2. Tire recall. Blew that one-had one to fall apart PRIOR to the recall. Ended up replacing all at my expense.
3.Upper and lower intake gaskets replaced at 57K.
Later showed up on a recall.
4.Camshaft chain pretensioner. Done on recall at 80K though had problems for quite awhile prior to discovering source. Took in at 76K and was told it checked ok.
5. Transmission. Currently "roaring" though transmission shop is not sure that transmission is causing it, as it makes noise while vehicle is sitting still. Slipping in 2nd. Estimate for transmission repair-$260-$1,200, they don't know for sure until they get the transmission out.
6.Suspension-every little dent in the road the vehicle dips and rolls, creaks, moans, and complains.
7.A/C- Have just spent $180 to have accumulator replaced. Problem still not fixed.
8.Throttle body plate-recall.
9.Hearing an "air noise". Could be vacuum? Compression? Idling roughly, and don't know about this yet, could be something, could be nothing. First things first. Don't know where to start.
Other minor irritations: automatic headlights have a mind of their own-regardless of day or night. Rear door handle no longer operates.
Heat/ac controls now making noises when changing selection. Lumber support in driver's seat will not stay inflated.
A note on transmission. I had the vehicle checked out by a Ford Dealership prior to purchase from another source. Checked okay, but transmission fluid was dirty. I immediately had replaced, and again at 84K. That was 38K apart. Don't know if that is often enough?
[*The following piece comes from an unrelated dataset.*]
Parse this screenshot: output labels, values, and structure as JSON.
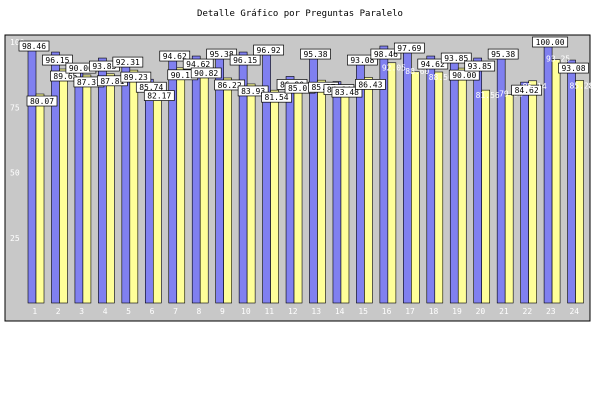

Have only used the 4WD on hard surface roads, perhaps twice a year in incliment weather.
My interest is in the engine because I'm considering buying a Ranger with the 4.0 SOHC.
I can't find a Ranger owner with a long term report because they only began using that engine in 2001.
Your observations will help. Thanks again.
382, 386, 404, 415, 417, 423, 426, 430, 431, 437, 440.
I am sure there are more posts in regards to the SOHC, but at this point I pretty much got the message.
Good Luck,
4dunes
as for the noise at idle... 4.0 SOHC has had a long history of crappy cam locating and tensioning blocks in the head, because the original design of the engine used nylon parts that couldn't stand the gaff. Ford has done a recall on those heads. if the noise you have sounds like a diesel engine or a whacking sound, get thee to a dealer and check it out.
there are also lots of other issues that could be generating cabin noise... I have had a little exhaust leak come and go header-to-Y-pipe. if the exhause system has ever had any parts put in it, that is the first place I would look, something mounted with wrong clearance and banging on something.
there have been a lot of screams about Ford issues on these boards, chiefly the 4.0 SOHC, matching trannies that lost overdrive (some expensive internal parts, some grease gooping up a sensor), and rattles in or near doors.
I've got a 2000 Limited AWD V8 that has had a rotten oil pressure sender replaced due to a bad parts run, one rattle that keeps turning up in body cladding bolts being misthreaded and jammed here and there in the front left side, a turn/flasher switch replaced... thank goodness, a Ford replacement of >= KILLER TIRES! tm <=... and no other issues at all, solid and serious.
Thanks a lot. That's better than finding out the hard way.